Let's look at some simple code:
public static void main(String[] args) {
  Map<String, String> m = new HashMap<String, String>();
  m.put("A", "B"); m.put("C", "D"); m.put("E", "F");
  for (Map.Entry<String, String> e : m.entrySet()) {
    if (e.getValue().equals("D")) {
      m.remove(e.getKey());
    }
  }
} 
After setting up a map which contains three entries (A->B, C->D, E->F), it iterates over its entries and removes an entry, if it matches a certain condition.
Compile, Run, works perfectly (on my machine, with my JDK, etc.)
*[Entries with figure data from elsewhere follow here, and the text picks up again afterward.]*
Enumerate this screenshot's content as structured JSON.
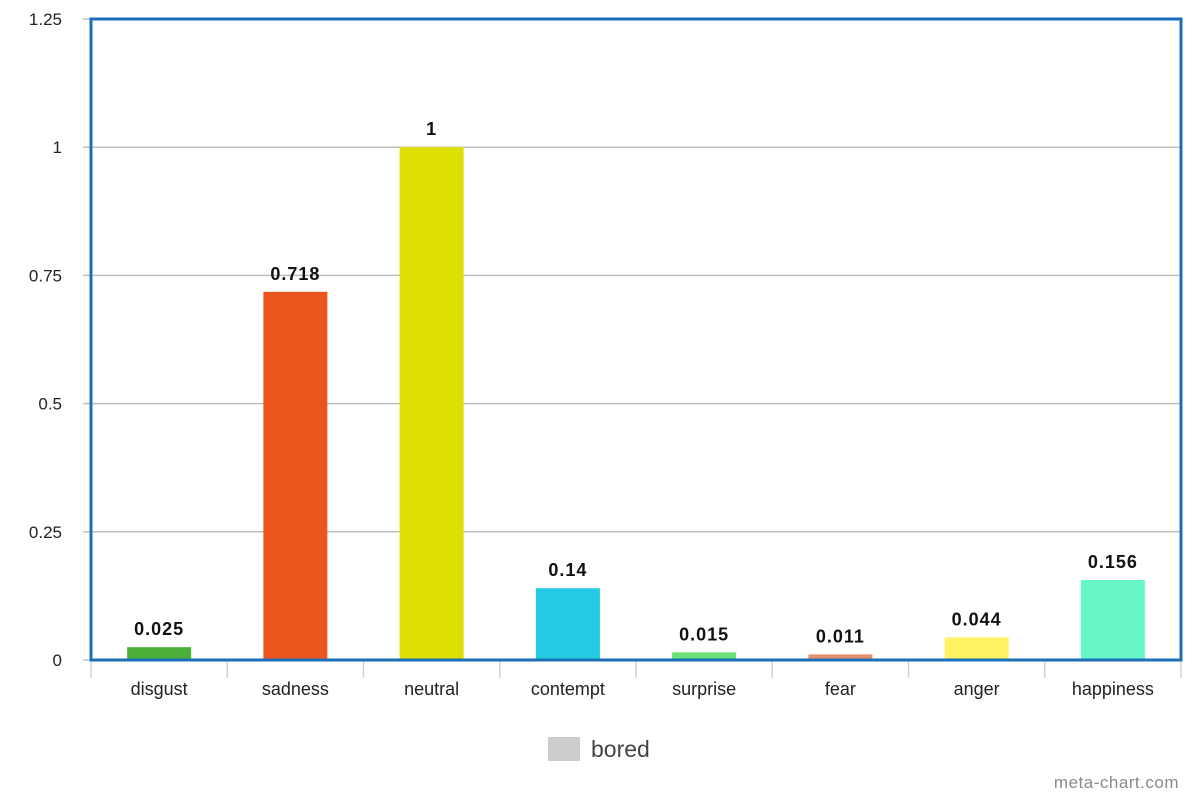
{
  "chart_data": {
    "type": "bar",
    "categories": [
      "disgust",
      "sadness",
      "neutral",
      "contempt",
      "surprise",
      "fear",
      "anger",
      "happiness"
    ],
    "series": [
      {
        "name": "bored",
        "values": [
          0.025,
          0.718,
          1,
          0.14,
          0.015,
          0.011,
          0.044,
          0.156
        ],
        "value_labels": [
          "0.025",
          "0.718",
          "1",
          "0.14",
          "0.015",
          "0.011",
          "0.044",
          "0.156"
        ],
        "colors": [
          "#4caf3a",
          "#eb561e",
          "#dde000",
          "#24c9e3",
          "#6ee07a",
          "#e7906e",
          "#fff263",
          "#68f7c6"
        ]
      }
    ],
    "ylim": [
      0,
      1.25
    ],
    "yticks": [
      "0",
      "0.25",
      "0.5",
      "0.75",
      "1",
      "1.25"
    ],
    "grid": true,
    "legend_position": "bottom-center",
    "frame_color": "#1b6fb8",
    "legend_swatch_color": "#cccccc"
  },
  "legend": {
    "label": "bored"
  },
  "credit": "meta-chart.com"
}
Now we just change the condition to:
if (e.getValue().equals("B")) {

Compile, Run, oops - we get a ConcurrentModificationException like this:
Exception in thread "main" java.util.ConcurrentModificationException
  at java.util.HashMap$HashIterator.nextEntry(HashMap.java:793)
  at java.util.HashMap$EntryIterator.next(HashMap.java:834)
  at java.util.HashMap$EntryIterator.next(HashMap.java:832)
  at prv.rli.codetest.CodeTest.main(CodeTest.java:11)

Why?
  • The for (x : y) statement is syntactic sugar for the old school collection iteration with an Iterator:
    Iterator<Map.Entry<String, String>> it = m.entrySet().iterator();
    while (it.hasNext()) {
    Map.Entry<String, String> e = it.next();
    }
  • An Iterator may throw a ConcurrentModificationException (a RuntimeException), if you change the collection it iterates over.



But why only with "B"?
  • Pure luck. The HashMap happens to be ordered like this: {E=F, A=B, C=D}, therefore the entry with value D is the last one and since the iterator will return false for hasNext(), we leave the loop, next() is no longer called and nothing happens.
So what is the correct way of removing an element from a map? There are several ways, which we will look at: Using the remove method of the iterator
Iterator<Map.Entry<String, String>> it = m.entrySet().iterator();
  while (it.hasNext()) {
    Map.Entry<String, String> e = it.next();
    if (e.getValue().equals("B")) {
      it.remove();
    }
  }
The Iterator interface provides a remove method, which will remove the element the last call to next() returned. Unfortunately the remove method may not be supported by some iterators. In this case the call to remove() would throw an UnsupportedOperationException. If we cannot use it.remove() we can also remember the keys of elements to remove and remove them after the iteration has completed:
  Set<String> toRemove = new HashSet<String>();
  for (Map.Entry<String, String> e : m.entrySet()) {
    if (e.getValue().equals("B")) {
      toRemove.add(e.getKey());
    }
  }
  m.keySet().removeAll(toRemove);
Note that we can use the for (x : y) notation here. Finally, if you remove most elements of a collection you can also create a new collection and only copy those elements you want to keep:
  Map<String, String> m2 = new HashMap<String, String>();
  for (Map.Entry<String, String> e : m.entrySet()) {
    if (!e.getValue().equals("B")) {
      m2.entrySet().add(e);
    }
  }
  m = m2;

This may have advantages in terms of memory consumption, because the new collection will not waste space for deleted entries.